The attending countries jointly issued the Panama Declaration expressing the policies agreed to for maintaining their neutrality.

== Background ==
US president Franklin D. Roosevelt had sought to increase US influence in Latin America by the "Good Neighbor policy" of non-interventionism. But he saw that Latin American nations might turn to fascism, so he worked to unite the region against fascist influence. He called for conferences, notably the 1936 Inter-American Conference for the Maintenance of Peace and the 1938 Peru Conference. Despite opposition by Chile and Argentina, the Peru Conference unofficially agreed on the Lima Declaration, which stipulated that any country in the Americas which considered Latin America to be threatened could call for a conference of foreign ministers.

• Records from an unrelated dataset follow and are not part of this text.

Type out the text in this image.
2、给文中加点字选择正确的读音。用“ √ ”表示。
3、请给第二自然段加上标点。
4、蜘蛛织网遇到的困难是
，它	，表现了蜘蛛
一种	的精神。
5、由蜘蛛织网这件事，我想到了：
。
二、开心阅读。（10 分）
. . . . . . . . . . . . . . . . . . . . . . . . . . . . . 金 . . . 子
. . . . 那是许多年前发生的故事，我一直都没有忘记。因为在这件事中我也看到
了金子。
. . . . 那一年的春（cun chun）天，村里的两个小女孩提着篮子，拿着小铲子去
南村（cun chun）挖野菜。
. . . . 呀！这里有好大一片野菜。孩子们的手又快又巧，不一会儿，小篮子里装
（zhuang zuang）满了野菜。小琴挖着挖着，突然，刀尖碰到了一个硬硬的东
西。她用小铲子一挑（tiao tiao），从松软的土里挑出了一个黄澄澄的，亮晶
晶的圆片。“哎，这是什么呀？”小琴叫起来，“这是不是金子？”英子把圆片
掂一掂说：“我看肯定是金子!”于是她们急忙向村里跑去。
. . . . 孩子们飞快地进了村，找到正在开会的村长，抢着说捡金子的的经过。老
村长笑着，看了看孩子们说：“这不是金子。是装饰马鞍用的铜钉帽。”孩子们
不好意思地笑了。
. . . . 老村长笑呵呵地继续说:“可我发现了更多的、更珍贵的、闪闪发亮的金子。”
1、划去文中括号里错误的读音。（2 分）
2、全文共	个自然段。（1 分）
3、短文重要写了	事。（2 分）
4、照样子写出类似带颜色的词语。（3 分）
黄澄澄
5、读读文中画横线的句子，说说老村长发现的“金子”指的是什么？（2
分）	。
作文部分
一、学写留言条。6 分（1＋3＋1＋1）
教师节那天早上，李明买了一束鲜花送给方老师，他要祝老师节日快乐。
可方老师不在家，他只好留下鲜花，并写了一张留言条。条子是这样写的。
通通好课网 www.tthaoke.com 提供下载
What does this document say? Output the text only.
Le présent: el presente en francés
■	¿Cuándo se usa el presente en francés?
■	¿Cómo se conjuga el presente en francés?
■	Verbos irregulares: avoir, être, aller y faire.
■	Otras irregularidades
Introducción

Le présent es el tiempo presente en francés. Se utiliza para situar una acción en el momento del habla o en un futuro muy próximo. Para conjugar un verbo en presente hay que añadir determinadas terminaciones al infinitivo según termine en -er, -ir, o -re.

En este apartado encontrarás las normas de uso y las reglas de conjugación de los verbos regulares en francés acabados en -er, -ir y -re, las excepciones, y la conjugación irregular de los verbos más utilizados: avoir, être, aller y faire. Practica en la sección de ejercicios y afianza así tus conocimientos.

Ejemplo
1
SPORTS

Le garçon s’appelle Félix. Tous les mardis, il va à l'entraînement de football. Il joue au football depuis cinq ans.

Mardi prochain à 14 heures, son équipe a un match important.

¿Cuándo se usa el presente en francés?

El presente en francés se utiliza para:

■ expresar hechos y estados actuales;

Shortly after World War II began in Europe, Roosevelt called for a conference in Panama.

== Conference ==
The participants divided themselves into three committees to discuss neutrality, the maintenance of peace in the area, and economic cooperation. At the end of its deliberations, the Conference issued the Panama Declaration, which expressed the policies agreed to.
These were:
- Continued neutrality in the war of North and South American countries.
- Exclusion of submarines of the belligerent countries from ports in the Americas.
- Cessation of subversive activities by European governments within these countries.
- Establishment of the Pan-American Security Zone in waters within 300 nmi on either side of the Americas, except for Canada and European colonies and possessions.
- Prohibition of belligerent naval activity in the Zone.
- Common procedures for internment of belligerent ships and personnel.

US citizens generally approved of the agreements reached at the conference.